Hollywood icon, Viola Davis began her career in the Broadway part of the film business, where she starred in minor roles before winning the Tony Award for Best Featured Actress in a Play for her portrayal of Tonya in August Wilson’s “King Hedley II” on Broadway in 2001.
Her breakthrough into Hollywood would later come via her onscreen feature as a troubled mother in the 2008 film “Doubt,” ultimately landing her first Oscar nod for Best Supporting Actress. Davis has since gone on to feature in everything from action movies to criminal dramas, comedies to romantic thrillers, all of which have proven to be testaments to her acting talent.
However, there have been a few stumbling blocks for the actress, including facing rejections from several directors and producers based on her race. Davis has now spoken out about those instances and how she continues to find them offensive.
Viola Davis On Colorism – ‘It Pisses Me Of’
Davis recently spoke up against the ongoing issue of colorism in the film business in an interview with Variety. Using herself as an example, the actress highlighted occasions when she had worked hard to prepare for an audition but was turned down due to her race.
Even though she overcame those obstacles eventually, Davis’ revealed that she is still profoundly dissatisfied and upset that such things are still happening.
“We could talk about colorism, we could talk about race,” she said in the interview. “It pisses me off, and it has broken my heart.”
While some roles might require a person of a different race to depict the character, Davis’s assessment during those times made her realize that the decision to turn her down was not based on her acting talents.
It “really gets on my damn nerves,” she added, reminiscing on how she felt in those terrible moments. “A lot of it is based on race. It really is.”
Beyond her color, Davis also highlighted that not sharing the same features with what most showrunners term as the ideal Hollywood actress might have played a role in influencing those biased decisions.

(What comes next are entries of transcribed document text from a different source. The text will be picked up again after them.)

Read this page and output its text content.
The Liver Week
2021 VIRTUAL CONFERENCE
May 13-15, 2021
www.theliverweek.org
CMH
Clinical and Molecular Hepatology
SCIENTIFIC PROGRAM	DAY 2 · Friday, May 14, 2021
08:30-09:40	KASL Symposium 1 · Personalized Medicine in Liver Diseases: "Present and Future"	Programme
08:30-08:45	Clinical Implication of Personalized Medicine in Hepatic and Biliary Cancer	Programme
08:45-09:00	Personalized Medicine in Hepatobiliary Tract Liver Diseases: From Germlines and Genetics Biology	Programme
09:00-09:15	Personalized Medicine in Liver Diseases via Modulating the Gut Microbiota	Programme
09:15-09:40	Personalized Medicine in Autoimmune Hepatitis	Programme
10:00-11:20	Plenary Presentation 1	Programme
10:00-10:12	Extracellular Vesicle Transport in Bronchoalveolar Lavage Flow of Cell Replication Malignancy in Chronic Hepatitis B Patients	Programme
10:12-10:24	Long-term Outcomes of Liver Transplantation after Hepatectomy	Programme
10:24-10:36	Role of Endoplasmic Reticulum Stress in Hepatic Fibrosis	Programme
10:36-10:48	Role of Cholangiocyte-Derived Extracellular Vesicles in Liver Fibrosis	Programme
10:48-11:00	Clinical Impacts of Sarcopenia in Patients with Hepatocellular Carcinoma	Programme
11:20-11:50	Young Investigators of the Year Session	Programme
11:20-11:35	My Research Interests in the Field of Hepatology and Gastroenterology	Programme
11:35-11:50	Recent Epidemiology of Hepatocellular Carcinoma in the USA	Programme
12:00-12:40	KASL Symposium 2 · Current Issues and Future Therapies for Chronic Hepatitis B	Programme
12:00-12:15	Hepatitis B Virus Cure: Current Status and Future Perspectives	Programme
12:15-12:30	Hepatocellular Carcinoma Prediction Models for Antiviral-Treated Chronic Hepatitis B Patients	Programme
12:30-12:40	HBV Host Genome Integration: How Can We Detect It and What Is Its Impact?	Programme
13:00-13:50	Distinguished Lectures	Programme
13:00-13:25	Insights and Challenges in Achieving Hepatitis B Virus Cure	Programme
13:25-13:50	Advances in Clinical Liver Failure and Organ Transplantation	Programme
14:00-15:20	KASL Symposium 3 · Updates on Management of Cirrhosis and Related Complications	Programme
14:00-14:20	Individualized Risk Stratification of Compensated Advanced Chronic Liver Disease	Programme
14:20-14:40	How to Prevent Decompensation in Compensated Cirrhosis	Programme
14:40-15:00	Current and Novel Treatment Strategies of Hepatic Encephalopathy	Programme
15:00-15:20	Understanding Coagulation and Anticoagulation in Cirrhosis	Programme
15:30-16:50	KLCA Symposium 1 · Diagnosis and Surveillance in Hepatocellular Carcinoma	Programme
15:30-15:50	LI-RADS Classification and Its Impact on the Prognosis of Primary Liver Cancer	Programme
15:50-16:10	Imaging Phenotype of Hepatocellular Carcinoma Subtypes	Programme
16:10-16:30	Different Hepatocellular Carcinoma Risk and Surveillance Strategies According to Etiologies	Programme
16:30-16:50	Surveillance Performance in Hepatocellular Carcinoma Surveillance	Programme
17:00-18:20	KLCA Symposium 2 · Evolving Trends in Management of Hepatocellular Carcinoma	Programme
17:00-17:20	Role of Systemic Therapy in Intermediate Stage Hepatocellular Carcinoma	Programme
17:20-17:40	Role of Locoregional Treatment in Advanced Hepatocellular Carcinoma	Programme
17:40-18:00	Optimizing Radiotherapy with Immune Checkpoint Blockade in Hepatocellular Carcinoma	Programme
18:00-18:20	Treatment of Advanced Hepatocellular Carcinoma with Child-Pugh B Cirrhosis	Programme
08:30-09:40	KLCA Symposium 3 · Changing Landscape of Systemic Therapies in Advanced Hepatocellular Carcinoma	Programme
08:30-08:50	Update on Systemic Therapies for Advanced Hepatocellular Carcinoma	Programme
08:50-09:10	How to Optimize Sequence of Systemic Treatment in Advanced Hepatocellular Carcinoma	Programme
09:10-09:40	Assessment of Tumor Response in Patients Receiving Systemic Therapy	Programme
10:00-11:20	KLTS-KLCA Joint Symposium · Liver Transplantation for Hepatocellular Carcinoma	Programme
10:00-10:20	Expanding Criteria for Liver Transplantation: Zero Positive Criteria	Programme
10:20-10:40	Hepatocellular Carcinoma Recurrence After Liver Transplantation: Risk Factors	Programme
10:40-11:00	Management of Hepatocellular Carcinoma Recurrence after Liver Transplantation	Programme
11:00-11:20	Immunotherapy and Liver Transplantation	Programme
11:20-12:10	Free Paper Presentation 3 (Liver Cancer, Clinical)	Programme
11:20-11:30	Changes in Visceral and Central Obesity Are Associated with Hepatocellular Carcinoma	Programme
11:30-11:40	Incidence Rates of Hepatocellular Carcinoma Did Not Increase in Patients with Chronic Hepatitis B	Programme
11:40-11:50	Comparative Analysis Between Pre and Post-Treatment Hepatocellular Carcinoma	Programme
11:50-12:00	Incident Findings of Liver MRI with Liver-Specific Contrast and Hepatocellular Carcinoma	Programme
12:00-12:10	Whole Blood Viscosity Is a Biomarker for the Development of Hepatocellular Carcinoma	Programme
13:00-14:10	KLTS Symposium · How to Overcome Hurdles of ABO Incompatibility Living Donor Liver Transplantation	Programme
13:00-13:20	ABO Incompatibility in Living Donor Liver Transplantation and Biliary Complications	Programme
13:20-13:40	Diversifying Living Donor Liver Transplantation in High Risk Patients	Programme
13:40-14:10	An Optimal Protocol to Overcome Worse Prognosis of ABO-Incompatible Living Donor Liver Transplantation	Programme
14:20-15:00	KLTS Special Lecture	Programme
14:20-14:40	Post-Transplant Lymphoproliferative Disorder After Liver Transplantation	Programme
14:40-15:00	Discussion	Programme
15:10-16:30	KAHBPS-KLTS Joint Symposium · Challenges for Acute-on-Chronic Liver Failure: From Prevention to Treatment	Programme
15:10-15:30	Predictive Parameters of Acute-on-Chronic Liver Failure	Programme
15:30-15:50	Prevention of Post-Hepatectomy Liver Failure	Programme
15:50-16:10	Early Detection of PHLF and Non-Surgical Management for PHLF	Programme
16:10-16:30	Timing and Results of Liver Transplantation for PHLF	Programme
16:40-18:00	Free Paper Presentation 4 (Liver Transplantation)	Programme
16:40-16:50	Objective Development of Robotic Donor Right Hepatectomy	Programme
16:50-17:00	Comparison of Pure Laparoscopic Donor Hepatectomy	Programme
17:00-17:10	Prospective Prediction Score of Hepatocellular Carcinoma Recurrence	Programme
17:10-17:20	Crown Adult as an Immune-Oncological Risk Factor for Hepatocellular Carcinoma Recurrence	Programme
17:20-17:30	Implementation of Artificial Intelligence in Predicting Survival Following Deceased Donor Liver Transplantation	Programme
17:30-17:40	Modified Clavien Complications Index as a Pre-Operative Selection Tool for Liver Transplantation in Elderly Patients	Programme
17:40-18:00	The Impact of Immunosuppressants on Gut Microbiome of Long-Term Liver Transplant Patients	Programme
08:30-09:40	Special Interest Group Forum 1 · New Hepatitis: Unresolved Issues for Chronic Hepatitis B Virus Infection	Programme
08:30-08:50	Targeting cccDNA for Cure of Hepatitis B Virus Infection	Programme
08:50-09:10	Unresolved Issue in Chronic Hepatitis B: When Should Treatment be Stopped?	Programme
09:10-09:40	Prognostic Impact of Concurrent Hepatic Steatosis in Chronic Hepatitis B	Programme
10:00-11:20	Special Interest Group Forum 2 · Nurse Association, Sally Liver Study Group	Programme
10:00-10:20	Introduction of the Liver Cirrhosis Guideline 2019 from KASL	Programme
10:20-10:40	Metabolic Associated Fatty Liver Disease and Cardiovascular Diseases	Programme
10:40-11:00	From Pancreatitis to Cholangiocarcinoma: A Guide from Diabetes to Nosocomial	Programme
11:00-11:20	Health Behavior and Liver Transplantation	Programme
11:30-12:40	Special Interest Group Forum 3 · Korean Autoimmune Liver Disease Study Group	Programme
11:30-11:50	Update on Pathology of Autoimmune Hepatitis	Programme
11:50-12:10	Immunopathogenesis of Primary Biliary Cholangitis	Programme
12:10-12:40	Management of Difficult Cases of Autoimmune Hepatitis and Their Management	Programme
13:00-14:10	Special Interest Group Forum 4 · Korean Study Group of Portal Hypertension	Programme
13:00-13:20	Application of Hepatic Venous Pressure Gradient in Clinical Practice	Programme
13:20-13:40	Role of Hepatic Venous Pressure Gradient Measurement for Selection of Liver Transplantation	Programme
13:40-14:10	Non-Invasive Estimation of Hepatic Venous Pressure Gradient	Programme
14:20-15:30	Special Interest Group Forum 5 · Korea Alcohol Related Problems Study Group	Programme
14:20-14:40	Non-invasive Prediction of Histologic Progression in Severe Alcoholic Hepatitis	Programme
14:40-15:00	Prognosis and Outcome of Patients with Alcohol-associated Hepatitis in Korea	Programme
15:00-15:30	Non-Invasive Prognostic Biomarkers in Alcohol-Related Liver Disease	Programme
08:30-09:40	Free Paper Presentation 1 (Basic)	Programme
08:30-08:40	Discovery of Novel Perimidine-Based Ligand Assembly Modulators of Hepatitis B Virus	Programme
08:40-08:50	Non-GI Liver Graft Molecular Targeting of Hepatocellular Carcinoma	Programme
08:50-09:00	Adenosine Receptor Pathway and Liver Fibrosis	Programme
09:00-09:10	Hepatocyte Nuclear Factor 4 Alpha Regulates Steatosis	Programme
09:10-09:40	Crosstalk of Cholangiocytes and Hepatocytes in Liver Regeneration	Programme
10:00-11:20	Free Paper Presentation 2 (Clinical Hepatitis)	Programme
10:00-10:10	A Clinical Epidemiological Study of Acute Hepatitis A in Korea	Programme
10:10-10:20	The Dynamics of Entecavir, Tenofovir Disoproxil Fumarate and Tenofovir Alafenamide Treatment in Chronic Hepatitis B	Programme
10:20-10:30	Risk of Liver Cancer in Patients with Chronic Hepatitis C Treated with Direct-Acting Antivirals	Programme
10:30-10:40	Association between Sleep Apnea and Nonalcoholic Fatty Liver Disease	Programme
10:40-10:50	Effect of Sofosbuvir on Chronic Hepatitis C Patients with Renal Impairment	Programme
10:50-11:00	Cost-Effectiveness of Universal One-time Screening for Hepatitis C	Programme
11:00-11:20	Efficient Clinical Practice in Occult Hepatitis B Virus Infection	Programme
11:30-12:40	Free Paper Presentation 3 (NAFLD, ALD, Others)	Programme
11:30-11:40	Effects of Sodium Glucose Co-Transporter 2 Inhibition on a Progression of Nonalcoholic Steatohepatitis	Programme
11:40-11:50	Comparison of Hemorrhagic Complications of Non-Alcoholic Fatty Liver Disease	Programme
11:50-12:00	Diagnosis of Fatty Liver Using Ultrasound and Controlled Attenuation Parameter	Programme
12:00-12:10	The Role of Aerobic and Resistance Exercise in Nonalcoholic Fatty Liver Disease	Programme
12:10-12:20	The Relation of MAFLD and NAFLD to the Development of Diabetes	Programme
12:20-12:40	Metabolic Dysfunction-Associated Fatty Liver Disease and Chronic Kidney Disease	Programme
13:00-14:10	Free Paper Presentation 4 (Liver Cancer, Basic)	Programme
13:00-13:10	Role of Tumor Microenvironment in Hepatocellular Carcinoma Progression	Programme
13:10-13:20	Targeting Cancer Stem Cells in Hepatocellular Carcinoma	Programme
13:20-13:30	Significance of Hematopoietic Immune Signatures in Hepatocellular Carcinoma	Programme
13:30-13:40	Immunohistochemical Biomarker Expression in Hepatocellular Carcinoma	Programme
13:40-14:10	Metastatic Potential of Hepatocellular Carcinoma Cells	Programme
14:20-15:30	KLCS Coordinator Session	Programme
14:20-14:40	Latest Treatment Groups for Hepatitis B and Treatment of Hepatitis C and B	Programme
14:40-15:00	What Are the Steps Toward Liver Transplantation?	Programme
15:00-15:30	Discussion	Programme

“Let’s be honest. If I had the same features and I were five shades lighter, it would just be a little bit different. And if I had blonde hair, blue eyes, and even a wide nose, it would be even a little bit different than what it is now,” she told the news publication.
Davis then mused aloud about how some showrunners would rather choose someone else with less talent than a black lady who rocked the auditions. She acknowledges that many black women succeed despite their circumstances, but she is frustrated that the standards are different for them.
“Why aren’t you hiring a dark skin woman when she walks in the room, and you say she blows you away?” Davis asked of such showrunners.
‘Create Space And Storytelling’
Davis also spoke to Variety about how tough it is for Black women to secure prominent parts, noting that landing a job as a mother in a low-income area would be simpler than starring in a lighter comedy about a lady touring the world on a personal adventure.
She also remembered a moment when a director addressed her by his maid’s name rather than her name, implying how backward certain people in the film business were and how much work still had to get done to set things right.
The solution, according to Davis, is for the film and television business to “Create space and storytelling” for marginalized women so that they may succeed “because of their circumstance” and not “despite their circumstance.”
She believes that doing so will free a horde of talents that have been restrained by prejudiced judgments, adding that the film industry will benefit as a result.
Viola Davis Upcoming Film – ‘The Woman King’
Davis has launched her own production firm, JuVee Productions, which she co-founded with her husband, Julius Tennon. The company is currently partnering with TriStar Pictures, Welle Entertainment, Jack Blue Productions, and Entertainment One to produce an upcoming project dubbed the “The Woman King,”
The multiple award-winning actress is set to star in the action drama as Nanisca, the general of the Dahomey Amazon, a female military regiment of one of Africa’s most powerful tribes that existed in the nineteenth century.
Starring alongside Davis is South African actress Thuso Mbedu, who plays an ambitious recruit in the Kingdom of Dahomey. Together, the duo would go all out against their enemies who threatened to destroy their settlement, defile their honor, and capture them into slavery.
Production for the film started late last year after the casting was completed. As per its IMDB page, “The Woman King” will be released on September 16, 2022, by Sony Pictures Releasing.